“This yere’s the porest land on earth,” said Tom. “You can’t make five bushels of cawn to the acre. We done put forty dollars’ worth of fertilizer on this yere field, and I’ll bet we don’t get cawn enough to pay for it.”
“The whole farm’s like this yere,” agreed his brother.
“Fact is, I never was cut out for no farmer,” Tom admitted. “I always wanted to be a steamboat man. When we-all got this yere money, my notion was to buy a river boat, and run between Mobile and Selma.”
“Well, I thought we oughter go into the cotton-brokerage business,” said Jackson. “But dad, he wouldn’t hear of it. He likes the swamps, seems like, and he was just bound he’d come and live on his old place.”
“You could grow peanuts on this light soil,” Lockwood suggested. “With the peanuts you could raise hogs.”
“Why, we did get some registered Duroc Jerseys,” said Tom. “But they ain’t doin’ no good. Takes more cawn to feed ’em than they’re worth. Fact is, we ain’t got no hog-proof fences on this place and I reckon it’d take two hundred dollars to put ’em up. It’s more’n it would be worth. Can’t make nothin’ outer this farm.
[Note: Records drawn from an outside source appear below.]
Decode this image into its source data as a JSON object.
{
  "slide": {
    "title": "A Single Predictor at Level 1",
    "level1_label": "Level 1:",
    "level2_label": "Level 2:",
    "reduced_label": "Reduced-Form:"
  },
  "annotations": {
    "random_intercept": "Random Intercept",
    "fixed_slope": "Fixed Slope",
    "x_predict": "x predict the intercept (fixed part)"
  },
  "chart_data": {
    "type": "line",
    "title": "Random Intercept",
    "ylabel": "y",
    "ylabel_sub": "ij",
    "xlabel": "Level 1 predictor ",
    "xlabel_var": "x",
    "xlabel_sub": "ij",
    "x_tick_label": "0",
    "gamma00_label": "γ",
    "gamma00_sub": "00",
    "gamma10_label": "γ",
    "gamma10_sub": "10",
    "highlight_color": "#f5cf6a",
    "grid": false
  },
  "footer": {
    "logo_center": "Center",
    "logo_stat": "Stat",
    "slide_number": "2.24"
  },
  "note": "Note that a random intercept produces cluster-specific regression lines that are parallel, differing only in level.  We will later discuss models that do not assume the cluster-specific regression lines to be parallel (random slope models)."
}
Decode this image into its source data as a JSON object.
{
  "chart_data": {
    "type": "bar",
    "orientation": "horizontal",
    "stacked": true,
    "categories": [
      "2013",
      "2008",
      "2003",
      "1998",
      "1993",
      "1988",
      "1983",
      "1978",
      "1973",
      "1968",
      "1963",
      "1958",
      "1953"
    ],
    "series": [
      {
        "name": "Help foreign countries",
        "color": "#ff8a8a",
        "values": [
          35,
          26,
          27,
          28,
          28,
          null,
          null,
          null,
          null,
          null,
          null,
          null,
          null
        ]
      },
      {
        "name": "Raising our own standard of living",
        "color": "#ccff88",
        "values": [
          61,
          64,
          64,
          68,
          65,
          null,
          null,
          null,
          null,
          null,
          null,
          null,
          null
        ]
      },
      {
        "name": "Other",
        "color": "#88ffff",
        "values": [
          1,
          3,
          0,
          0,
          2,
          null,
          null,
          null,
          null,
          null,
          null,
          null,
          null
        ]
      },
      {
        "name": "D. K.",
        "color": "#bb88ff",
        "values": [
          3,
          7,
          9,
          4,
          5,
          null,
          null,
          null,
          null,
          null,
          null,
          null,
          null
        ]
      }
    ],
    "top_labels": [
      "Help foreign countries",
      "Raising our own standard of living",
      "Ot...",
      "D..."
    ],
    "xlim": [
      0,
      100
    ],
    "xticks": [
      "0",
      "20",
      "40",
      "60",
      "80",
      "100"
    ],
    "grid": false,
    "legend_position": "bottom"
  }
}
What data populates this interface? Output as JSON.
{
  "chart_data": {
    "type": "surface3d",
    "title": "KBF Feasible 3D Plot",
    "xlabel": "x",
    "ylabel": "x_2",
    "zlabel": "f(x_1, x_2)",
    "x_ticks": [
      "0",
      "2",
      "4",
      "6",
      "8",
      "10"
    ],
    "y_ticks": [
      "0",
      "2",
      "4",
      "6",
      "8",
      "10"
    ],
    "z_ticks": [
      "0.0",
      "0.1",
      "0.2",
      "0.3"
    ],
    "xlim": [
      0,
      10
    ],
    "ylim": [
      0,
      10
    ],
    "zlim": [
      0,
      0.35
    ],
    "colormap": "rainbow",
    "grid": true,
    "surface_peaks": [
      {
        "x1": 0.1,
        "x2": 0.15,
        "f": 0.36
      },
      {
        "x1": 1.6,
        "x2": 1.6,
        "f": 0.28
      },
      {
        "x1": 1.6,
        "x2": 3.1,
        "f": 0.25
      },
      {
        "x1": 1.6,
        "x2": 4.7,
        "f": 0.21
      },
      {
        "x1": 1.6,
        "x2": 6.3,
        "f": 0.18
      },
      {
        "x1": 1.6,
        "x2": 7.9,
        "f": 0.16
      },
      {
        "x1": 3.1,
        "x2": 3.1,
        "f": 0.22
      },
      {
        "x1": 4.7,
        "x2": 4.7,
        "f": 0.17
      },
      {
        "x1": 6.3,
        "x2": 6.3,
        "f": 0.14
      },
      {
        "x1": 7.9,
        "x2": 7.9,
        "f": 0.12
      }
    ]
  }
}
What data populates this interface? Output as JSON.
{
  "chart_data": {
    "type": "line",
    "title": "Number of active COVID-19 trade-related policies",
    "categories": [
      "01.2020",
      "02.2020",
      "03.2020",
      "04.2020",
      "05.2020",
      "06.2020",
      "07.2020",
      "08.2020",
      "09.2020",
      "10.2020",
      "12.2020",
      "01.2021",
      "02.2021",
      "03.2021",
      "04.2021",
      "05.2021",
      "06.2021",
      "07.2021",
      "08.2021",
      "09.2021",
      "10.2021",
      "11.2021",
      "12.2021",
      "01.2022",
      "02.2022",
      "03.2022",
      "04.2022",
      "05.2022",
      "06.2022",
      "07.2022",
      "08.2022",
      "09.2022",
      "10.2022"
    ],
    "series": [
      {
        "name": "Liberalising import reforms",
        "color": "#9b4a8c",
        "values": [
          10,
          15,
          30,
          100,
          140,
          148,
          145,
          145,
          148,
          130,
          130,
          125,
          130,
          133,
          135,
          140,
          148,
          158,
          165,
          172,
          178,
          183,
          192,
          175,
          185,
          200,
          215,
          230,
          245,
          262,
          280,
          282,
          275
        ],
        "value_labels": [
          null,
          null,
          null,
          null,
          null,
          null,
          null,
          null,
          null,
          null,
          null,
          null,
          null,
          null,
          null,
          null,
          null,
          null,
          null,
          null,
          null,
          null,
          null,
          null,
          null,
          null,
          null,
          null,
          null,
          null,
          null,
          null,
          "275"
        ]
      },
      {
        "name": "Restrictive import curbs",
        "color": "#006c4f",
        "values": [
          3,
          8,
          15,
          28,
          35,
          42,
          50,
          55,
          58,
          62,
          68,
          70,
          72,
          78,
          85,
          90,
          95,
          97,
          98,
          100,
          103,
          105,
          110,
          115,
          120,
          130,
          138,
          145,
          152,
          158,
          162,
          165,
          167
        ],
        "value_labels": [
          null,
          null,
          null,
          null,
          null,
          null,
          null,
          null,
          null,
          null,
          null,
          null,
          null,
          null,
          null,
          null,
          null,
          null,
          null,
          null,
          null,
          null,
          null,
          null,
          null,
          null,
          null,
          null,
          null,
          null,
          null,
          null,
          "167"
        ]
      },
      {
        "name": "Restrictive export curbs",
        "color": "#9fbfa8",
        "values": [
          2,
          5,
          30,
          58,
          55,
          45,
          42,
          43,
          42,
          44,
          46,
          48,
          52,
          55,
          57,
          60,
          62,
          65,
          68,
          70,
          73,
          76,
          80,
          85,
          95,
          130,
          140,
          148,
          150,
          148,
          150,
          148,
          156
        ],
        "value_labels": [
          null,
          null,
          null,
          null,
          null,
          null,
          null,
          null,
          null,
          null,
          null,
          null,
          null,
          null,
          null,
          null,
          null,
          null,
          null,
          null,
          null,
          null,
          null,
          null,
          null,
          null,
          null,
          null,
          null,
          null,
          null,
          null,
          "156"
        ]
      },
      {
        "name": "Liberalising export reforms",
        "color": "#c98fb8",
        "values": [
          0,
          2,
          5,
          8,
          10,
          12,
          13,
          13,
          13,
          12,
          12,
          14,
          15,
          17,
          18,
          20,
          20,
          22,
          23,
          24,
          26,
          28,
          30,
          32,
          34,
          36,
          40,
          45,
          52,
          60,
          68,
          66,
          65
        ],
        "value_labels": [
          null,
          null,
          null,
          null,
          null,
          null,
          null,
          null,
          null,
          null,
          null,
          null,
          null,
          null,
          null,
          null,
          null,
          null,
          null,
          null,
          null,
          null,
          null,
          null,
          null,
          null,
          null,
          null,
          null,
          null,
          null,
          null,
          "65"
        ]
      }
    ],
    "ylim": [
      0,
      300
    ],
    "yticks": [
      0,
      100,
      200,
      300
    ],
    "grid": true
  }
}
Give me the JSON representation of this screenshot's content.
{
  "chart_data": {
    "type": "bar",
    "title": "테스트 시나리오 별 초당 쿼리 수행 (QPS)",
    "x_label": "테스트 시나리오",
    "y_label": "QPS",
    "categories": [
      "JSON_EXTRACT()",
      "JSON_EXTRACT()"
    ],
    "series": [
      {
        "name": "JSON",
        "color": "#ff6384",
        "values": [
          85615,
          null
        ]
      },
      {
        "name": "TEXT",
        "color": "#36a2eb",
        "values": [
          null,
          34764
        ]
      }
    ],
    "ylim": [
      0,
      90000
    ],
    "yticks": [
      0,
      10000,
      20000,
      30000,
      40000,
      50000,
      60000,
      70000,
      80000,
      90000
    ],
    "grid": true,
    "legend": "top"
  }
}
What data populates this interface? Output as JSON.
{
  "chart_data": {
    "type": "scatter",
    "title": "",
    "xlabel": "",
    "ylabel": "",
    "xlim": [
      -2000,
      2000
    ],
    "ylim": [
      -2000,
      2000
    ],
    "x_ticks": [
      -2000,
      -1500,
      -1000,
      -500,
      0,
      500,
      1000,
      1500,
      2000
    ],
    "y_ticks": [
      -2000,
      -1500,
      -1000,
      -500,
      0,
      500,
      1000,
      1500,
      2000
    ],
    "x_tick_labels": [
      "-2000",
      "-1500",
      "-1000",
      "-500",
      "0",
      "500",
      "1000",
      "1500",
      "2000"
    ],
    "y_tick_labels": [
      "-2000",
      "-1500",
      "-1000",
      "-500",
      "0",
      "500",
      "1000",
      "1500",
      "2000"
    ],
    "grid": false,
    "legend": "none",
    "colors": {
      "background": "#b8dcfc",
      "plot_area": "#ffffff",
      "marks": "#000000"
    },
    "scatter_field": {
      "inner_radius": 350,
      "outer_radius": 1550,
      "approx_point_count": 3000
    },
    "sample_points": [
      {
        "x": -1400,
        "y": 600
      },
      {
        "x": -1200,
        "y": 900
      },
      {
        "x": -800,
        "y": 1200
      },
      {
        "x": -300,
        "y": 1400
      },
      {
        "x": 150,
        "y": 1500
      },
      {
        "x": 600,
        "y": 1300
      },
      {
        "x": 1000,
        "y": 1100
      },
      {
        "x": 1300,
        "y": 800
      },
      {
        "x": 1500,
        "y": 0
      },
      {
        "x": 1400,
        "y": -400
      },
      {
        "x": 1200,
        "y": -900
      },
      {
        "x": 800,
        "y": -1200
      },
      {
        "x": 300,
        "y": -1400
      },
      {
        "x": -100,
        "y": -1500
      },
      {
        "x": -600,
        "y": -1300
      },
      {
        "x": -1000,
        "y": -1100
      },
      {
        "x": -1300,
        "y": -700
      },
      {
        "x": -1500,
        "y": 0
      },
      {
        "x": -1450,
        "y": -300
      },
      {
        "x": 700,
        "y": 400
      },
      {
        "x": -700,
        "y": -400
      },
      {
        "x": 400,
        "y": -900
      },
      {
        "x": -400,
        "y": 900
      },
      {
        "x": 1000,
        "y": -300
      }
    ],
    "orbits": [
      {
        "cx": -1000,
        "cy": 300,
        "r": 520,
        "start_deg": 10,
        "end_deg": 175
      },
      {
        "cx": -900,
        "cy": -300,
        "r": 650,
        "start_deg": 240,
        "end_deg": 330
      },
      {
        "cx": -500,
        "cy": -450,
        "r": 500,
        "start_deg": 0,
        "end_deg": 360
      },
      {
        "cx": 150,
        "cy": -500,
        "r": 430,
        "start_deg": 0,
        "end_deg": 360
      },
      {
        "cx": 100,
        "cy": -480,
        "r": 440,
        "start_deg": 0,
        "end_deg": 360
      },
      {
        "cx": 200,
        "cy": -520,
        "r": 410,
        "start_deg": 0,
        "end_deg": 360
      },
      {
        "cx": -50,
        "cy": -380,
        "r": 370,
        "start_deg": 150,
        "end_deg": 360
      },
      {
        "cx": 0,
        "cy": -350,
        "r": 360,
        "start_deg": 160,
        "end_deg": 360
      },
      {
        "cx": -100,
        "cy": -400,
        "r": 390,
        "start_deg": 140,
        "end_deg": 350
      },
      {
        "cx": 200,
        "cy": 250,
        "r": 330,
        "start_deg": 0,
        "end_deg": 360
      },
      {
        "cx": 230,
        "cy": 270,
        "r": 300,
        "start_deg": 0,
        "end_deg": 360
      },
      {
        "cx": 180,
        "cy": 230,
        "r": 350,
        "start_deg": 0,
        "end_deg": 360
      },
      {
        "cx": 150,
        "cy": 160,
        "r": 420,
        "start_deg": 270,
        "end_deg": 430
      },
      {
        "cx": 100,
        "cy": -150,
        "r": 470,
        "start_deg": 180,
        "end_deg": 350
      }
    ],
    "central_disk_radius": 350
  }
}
It’s the porest land out yere.”
“It shore is!” Jackson agreed.
It did look like it. Lockwood was amused, however, at this economical spirit in the face of the wild spending that was continually going on; but the explanation was clear.
The Power boys were not “cut out for farmers,” as Tom said. They took no sort of interest in this plantation, a rather discouraging proposition for anybody. They did not need the corn crop; they had more money than they had ever dreamed of possessing.
Previous to getting it they had been desperately poor, but they had never worked hard. From what Louise had told him, from what the boys and old Henry had said, Lockwood was able to picture their life—the three-roomed cabin up the river, a little corn planting, hunting, fishing, drink, and gambling—a reckless, squalid, perhaps lawless existence. No wonder Louise had wished to escape from it; the marvel was that she had succeeded so well.